[105]: Le combat à pied.

[106]: En anglais: Orkney, en français: Îles Orcades.

[107]: Il y aurait à dire bien des choses sur ce passage. Ce traducteur de l'histoire de Brut est sans doute notre Wace. Wace, ainsi que Bède, rapporte aux missionnaires envoyés par le pape Éleuthère, en 156 de J.-C., la conversion du roi Luce et de son peuple. Et remarquons que notre romancier, au lieu de citer Geoffroi de Monmouth, n'allègue ici que son traducteur français, d'où l'on a droit de conjecturer qu'il ne connaissait pas le livre latin. C'est une nouvelle raison de penser qu'il écrivait en France et qu'il était Français. S'il eût écrit en Angleterre, il aurait eu beau ne pas savoir de lettres, c'est-à-dire de latin, la rumeur publique lui aurait fait connaître bien plutôt l'Historia Britonum de l'Anglais Geoffroi, que le roman de Brut du Normand Wace.

[108]: On voit ici comment ce fameux Gauvain appartenait à la lignée de Joseph d'Arimathie, dont Pierre, son premier ancêtre, était cousin germain ou issu de germain.

[109]: Cet incident, répétition de l'histoire de Mordrain, sert à justifier un épisode de la Quête du Graal.

[110]: J'ai déjà fait remarquer que Boron citait plusieurs fois le Brut et nulle part l'Historia Britonum. De là l'induction qu'il ne connaissait pas le texte latin, et qu'il écrivait son livre en France.

[111]: Voyez plus haut, p. [90].

[112]: La branche d'Artus dans quelques manuscrits, comme le no 370, ouvre le volume. Dans d'autres, comme le no 747, elle est franchement séparée du Merlin, dont les dernières lignes emploient seules le haut du verso précédent. Dans d'autres, une grande initiale en marque assez bien la séparation: mais, ailleurs encore, les deux parties ne sont pas même distinguées par un alinéa.

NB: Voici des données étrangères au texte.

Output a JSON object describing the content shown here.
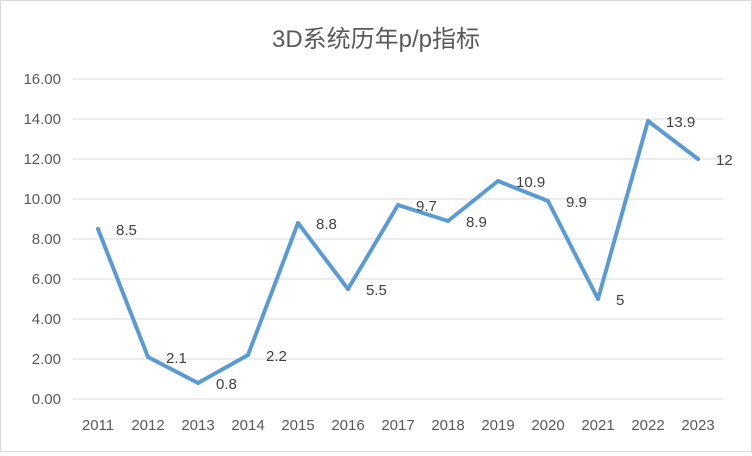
{
  "chart_data": {
    "type": "line",
    "title": "3D系统历年p/p指标",
    "xlabel": "",
    "ylabel": "",
    "categories": [
      "2011",
      "2012",
      "2013",
      "2014",
      "2015",
      "2016",
      "2017",
      "2018",
      "2019",
      "2020",
      "2021",
      "2022",
      "2023"
    ],
    "series": [
      {
        "values": [
          8.5,
          2.1,
          0.8,
          2.2,
          8.8,
          5.5,
          9.7,
          8.9,
          10.9,
          9.9,
          5,
          13.9,
          12
        ],
        "color": "#5b9bd5"
      }
    ],
    "data_labels": [
      "8.5",
      "2.1",
      "0.8",
      "2.2",
      "8.8",
      "5.5",
      "9.7",
      "8.9",
      "10.9",
      "9.9",
      "5",
      "13.9",
      "12"
    ],
    "ylim": [
      0,
      16
    ],
    "yticks": [
      "0.00",
      "2.00",
      "4.00",
      "6.00",
      "8.00",
      "10.00",
      "12.00",
      "14.00",
      "16.00"
    ],
    "grid": true,
    "legend": "none"
  }
}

Après les derniers mots, ils continuent: «et après la mi aout que li rois Artus fu couronnés, tint li rois cour grand et merveilleux...» La main des assembleurs est facile à reconnaître dans cette fusion arbitraire.

[113]: Voyez plus haut, p. [65].

[114]: Le début du Merlin était déjà préparé dans les premières lignes du Joseph; on y voit le péché originel brouiller l'homme avec la justice divine, et nous rendre la propriété inévitable du démon, si Dieu ne consent à s'offrir lui-même pour notre rançon.